All 1 µm particles were found to escape from the computational domain, therefore travelling more
than 10 metres. 97% of 10 µm particles were found to escape out of the right boundary, with the
remaining 3 striking in the last half-metre of the computational domain.
Figure 20: Distribution of 10 µm particles across the ground with turbulent dispersion
91% of 100 µm particles were found to escape the computational domain out of the right boundary.

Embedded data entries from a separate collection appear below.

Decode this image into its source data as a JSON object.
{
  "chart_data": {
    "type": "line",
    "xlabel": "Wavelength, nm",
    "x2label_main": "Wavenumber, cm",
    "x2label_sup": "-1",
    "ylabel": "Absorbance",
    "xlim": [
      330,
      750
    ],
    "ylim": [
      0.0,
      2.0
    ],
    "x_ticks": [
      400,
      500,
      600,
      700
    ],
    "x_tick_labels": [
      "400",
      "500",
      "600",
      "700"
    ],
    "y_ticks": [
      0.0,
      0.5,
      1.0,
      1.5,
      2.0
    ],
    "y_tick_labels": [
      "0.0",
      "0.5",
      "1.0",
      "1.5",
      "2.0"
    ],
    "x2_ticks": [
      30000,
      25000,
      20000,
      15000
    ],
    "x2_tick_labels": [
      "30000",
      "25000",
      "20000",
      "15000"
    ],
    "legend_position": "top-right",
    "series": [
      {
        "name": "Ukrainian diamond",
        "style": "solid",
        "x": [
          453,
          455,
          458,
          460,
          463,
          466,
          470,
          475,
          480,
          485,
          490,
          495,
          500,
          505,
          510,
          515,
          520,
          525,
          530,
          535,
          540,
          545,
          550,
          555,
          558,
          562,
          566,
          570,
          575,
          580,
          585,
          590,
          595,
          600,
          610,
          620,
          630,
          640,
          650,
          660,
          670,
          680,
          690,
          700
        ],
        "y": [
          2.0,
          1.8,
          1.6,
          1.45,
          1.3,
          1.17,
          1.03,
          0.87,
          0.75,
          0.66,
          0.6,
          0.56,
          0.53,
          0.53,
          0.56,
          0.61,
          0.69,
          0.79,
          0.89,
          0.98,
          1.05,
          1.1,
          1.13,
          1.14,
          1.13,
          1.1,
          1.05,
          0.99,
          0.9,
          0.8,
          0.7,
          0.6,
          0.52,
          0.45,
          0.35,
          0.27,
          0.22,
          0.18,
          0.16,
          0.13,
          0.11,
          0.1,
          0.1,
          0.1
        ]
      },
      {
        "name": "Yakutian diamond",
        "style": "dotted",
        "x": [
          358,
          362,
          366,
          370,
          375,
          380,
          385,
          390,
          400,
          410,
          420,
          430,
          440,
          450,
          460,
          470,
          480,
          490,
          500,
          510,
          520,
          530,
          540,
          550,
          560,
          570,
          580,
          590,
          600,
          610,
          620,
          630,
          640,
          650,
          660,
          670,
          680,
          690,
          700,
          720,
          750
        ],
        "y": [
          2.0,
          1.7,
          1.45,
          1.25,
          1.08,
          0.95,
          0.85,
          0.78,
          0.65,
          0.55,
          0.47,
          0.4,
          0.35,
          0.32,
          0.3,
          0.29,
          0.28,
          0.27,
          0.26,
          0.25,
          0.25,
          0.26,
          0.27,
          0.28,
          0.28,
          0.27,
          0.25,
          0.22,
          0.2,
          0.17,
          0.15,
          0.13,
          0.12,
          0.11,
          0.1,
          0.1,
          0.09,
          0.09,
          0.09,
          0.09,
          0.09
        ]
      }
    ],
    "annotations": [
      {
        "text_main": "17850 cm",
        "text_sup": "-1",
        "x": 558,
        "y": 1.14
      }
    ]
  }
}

Figure 21: Distribution of 100 µm particles across the ground with turbulent dispersion
Figure 22: Distribution of 1000 µm particles across the ground with turbulent dispersion
At first glance in Figures 21 and 22, the heavier 1000 µm particles appear to be travelling further on
average than the smaller diameter, lighter 100 µm particles. However, it must be considered that in
the case of the 1000 µm particles, all of the tracked particles are striking within the computational
domain. Whereas, in the case of the 100 µm particles, the vast majority (91%) are escaping from the
control volume, in other words travelling more than 10 metres. Therefore, on average the 100 µm
particles are actually travelling significantly further than the 1000 µm particles. Because of the
random nature of the turbulence dispersion of the particles, the distance travelled by the particles must
be considered statistically, where it is highly likely that the vast majority of larger particles will fall
shorter than the lighter particles, but it is still possible for a heavier particle to travel further than a
lighter particle.
To validate the numerically calculated particle trajectories, a literature review was performed to see if
other sources suggested similar travel distances for similarly sized particles. (Fennely, 2020) states
that aerosol particles of 5 µm can be carried 7 – 8m from the mouth by sneezing and coughing, with
larger droplets of 60 – 100 µm carried up to 6 m, which approximately matches the findings of this
study, which found 1µm particles carried 10 m and particles of 100 µm carried 5 to 9.5 m. Therefore,
the results of this study should be considered valid in the context of the parameters used.
Question 14:
The results of the particle deposition study show that the smallest particles in both the laminar and
turbulent cases were easily capable of travelling the full ten metre length of the computational
domain, with only the largest 1000 µm particles unable to travel the full length. Therefore, it can be
concluded from this study that aerosol particles projected from the mouth can easily spread airborne
particles in a lecture theatre. This has significant implications for the potential ease of transmission of
particles carrying airborne diseases within other indoor spaces. These particle deposition findings
support the use of public health measures such as the wearing of masks and social distancing to
prevent the spread of airborne and other communicable diseases in indoor spaces. Future possibilities
to make similar studies more representative could be to model the flow in three dimensions and use
data from anatomical studies to better model the geometry of human lips. The study could also be
made more representative by measuring the Reynolds number of a human sneeze and modelling the
jet flow at this Reynolds number. Using a larger computational domain will also improve the results
by capturing more the particles which were seen to travel more than 10 metres and escape the domain.